According to Nadler, the purpose of the Constitution is not to limit the power of the federal government — but to increase it.
Yes, he’s being for real.
The Washington Examiner reports, A House Democrat said Wednesday that it “really bothers me” when people claim the U.S. Constitution was designed to limit the federal government’s power.At a Wednesday House Judiciary Committee hearing focusing on whether Congress should consider impeaching IRS Commissioner John Koskinen, Rep. Jerrold Nadler, D-N.Y., said the founding document of the U.S. was designed for the “opposite” purpose.
Koskinen is being accused of making misleading statements and failing to produce essential evidence for the committee’s investigation into the targeting of politically conservative groups by the Internal Revenue Service.
“The Constitution was enacted to strengthen government power to enable central government to lay taxes and to function effectively. We put limits on that through the Bill of Rights, but the Constitution was enacted for the opposite purpose,” said Nadler.He said that after former assistant U.S. attorney and self described conservative constitutionalist Andrew McCarthy argued during his testimony that the “principal purpose of the Constitution is to limit the power of government to intrude on the liberties and suppress the rights of the American people.” Nadler said he wanted to make that “historical correction” because he hears people saying the contrary and “it really bothers me.”

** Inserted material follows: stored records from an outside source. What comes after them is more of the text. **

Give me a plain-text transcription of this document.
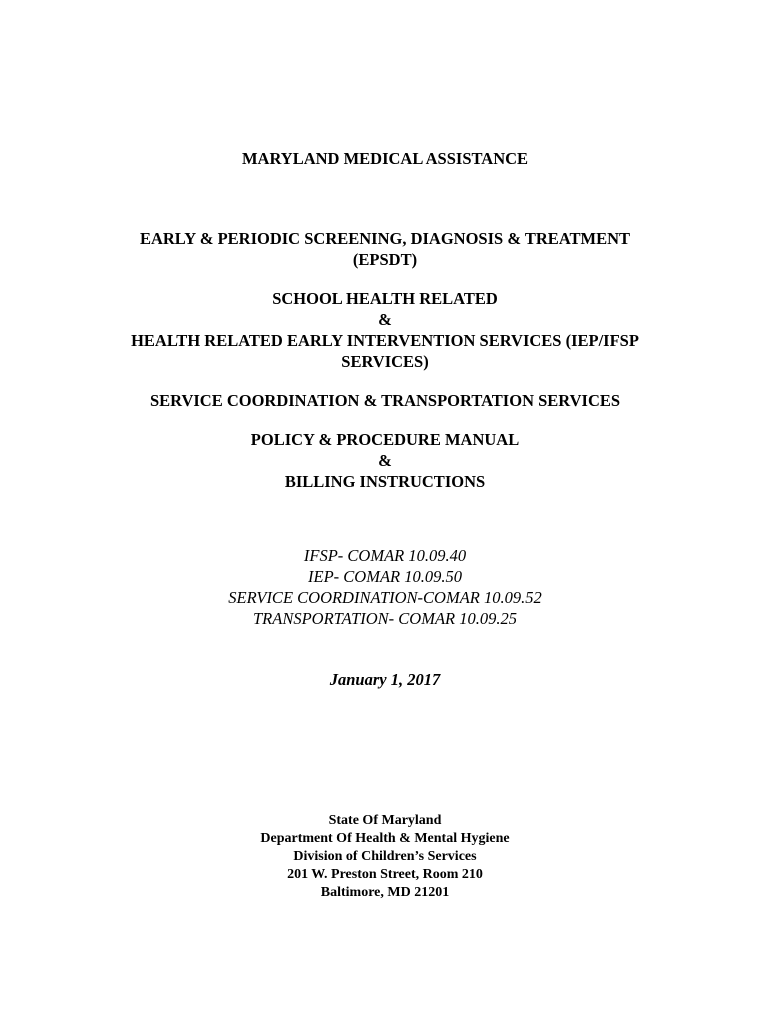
MARYLAND MEDICAL ASSISTANCE
EARLY & PERIODIC SCREENING, DIAGNOSIS & TREATMENT
(EPSDT)
SCHOOL HEALTH RELATED
&
HEALTH RELATED EARLY INTERVENTION SERVICES (IEP/IFSP
SERVICES)
SERVICE COORDINATION & TRANSPORTATION SERVICES
POLICY & PROCEDURE MANUAL
&
BILLING INSTRUCTIONS
IFSP- COMAR 10.09.40
IEP- COMAR 10.09.50
SERVICE COORDINATION-COMAR 10.09.52
TRANSPORTATION- COMAR 10.09.25
January 1, 2017
State Of Maryland
Department Of Health & Mental Hygiene
Division of Children’s Services
201 W. Preston Street, Room 210
Baltimore, MD 21201
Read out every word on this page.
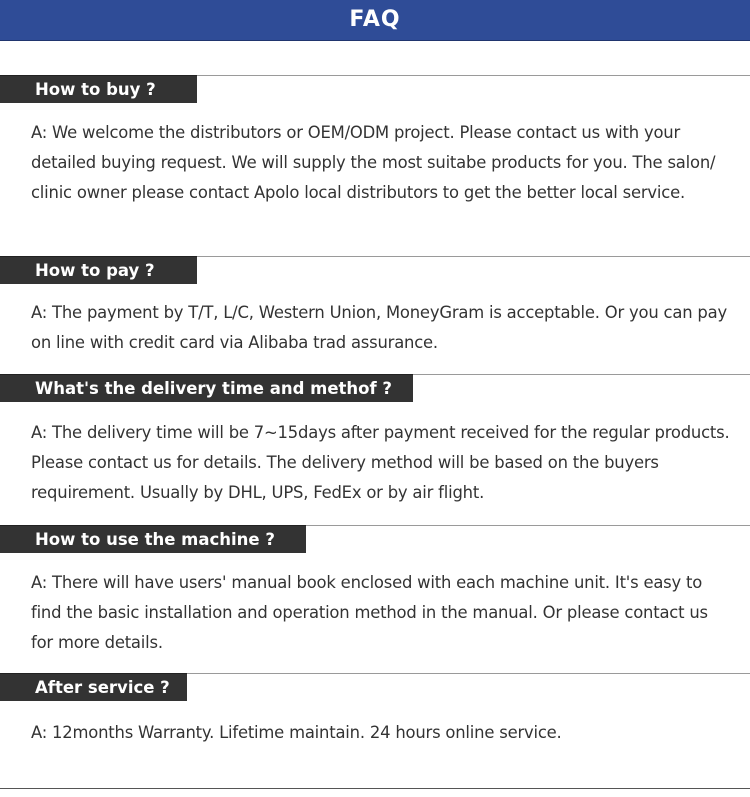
FAQ
How to buy ?

A: We welcome the distributors or OEM/ODM project. Please contact us with your detailed buying request. We will supply the most suitabe products for you. The salon/ clinic owner please contact Apolo local distributors to get the better local service.

How to pay ?

A: The payment by T/T, L/C, Western Union, MoneyGram is acceptable. Or you can pay on line with credit card via Alibaba trad assurance.

What's the delivery time and methof ?

A: The delivery time will be 7~15days after payment received for the regular products. Please contact us for details. The delivery method will be based on the buyers requirement. Usually by DHL, UPS, FedEx or by air flight.

How to use the machine ?

A: There will have users' manual book enclosed with each machine unit. It's easy to find the basic installation and operation method in the manual. Or please contact us for more details.

After service ?

A: 12months Warranty. Lifetime maintain. 24 hours online service.
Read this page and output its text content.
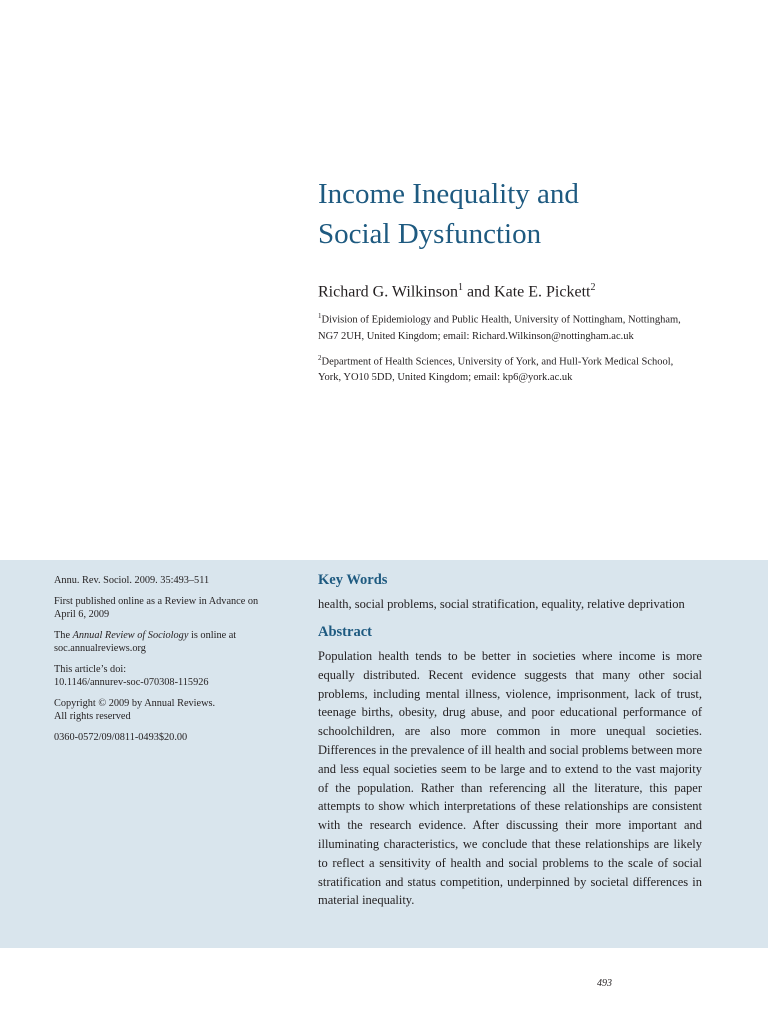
Income Inequality and
Social Dysfunction
Richard G. Wilkinson$^1$ and Kate E. Pickett$^2$

$^1$Division of Epidemiology and Public Health, University of Nottingham, Nottingham, NG7 2UH, United Kingdom; email: Richard.Wilkinson@nottingham.ac.uk

$^2$Department of Health Sciences, University of York, and Hull-York Medical School, York, YO10 5DD, United Kingdom; email: kp6@york.ac.uk

Annu. Rev. Sociol. 2009. 35:493–511

First published online as a Review in Advance on April 6, 2009

The Annual Review of Sociology is online at soc.annualreviews.org

This article’s doi:
10.1146/annurev-soc-070308-115926

Copyright © 2009 by Annual Reviews.
All rights reserved

0360-0572/09/0811-0493$20.00

Key Words

health, social problems, social stratification, equality, relative deprivation

Abstract

Population health tends to be better in societies where income is more equally distributed. Recent evidence suggests that many other social problems, including mental illness, violence, imprisonment, lack of trust, teenage births, obesity, drug abuse, and poor educational performance of schoolchildren, are also more common in more unequal societies. Differences in the prevalence of ill health and social problems between more and less equal societies seem to be large and to extend to the vast majority of the population. Rather than referencing all the literature, this paper attempts to show which interpretations of these relationships are consistent with the research evidence. After discussing their more important and illuminating characteristics, we conclude that these relationships are likely to reflect a sensitivity of health and social problems to the scale of social stratification and status competition, underpinned by societal differences in material inequality.

493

Our third president, the legendary Thomas Jefferson, would beg to differ with Rep. Nadler’s take on what the Constitution was written to accomplish.Jefferson is quoted as saying, “The two enemies of the people are criminals and government, so let us tie the second down with the chains of the Constitution so the second will not become the legalized version of the first.”
Here’s another nugget from Jefferson expounding on the purpose of the Constitution:
I consider the foundation of the Constitution as laid on this ground that ‘all powers not delegated to the United States, by the Constitution, nor prohibited by it to the states, are reserved to the states or to the people.’ To take a single step beyond the boundaries thus specially drawn around the powers of Congress, is to take possession of a boundless field of power, not longer susceptible of any definition. – Thomas Jefferson, Opinion on the Constitutionality of a National Bank, 1791
Jefferson was not alone in his thinking here, either. James Madison also stated that the Constitution was to limit federal government and reserve the majority of power for state and local governments.
The powers delegated by the proposed Constitution to the federal government are few and defined. Those which are to remain in the State governments are numerous and indefinite. – James Madison, Federalist 45, 1788
These are just a very small sampling of the writings that came from a couple of founders. The overwhelming majority of those involved in drafting the document would’ve wholeheartedly agreed with the sentiments above, proving beyond a shadow of a doubt the intent of the Constitution was to keep the federal government from growing and gaining more power.
Clearly, Nadler needs to take a refresher course on the Constitution and while he’s at it, perhaps a class in American history, to help acquaint him with our nation’s founders and their ideals as well.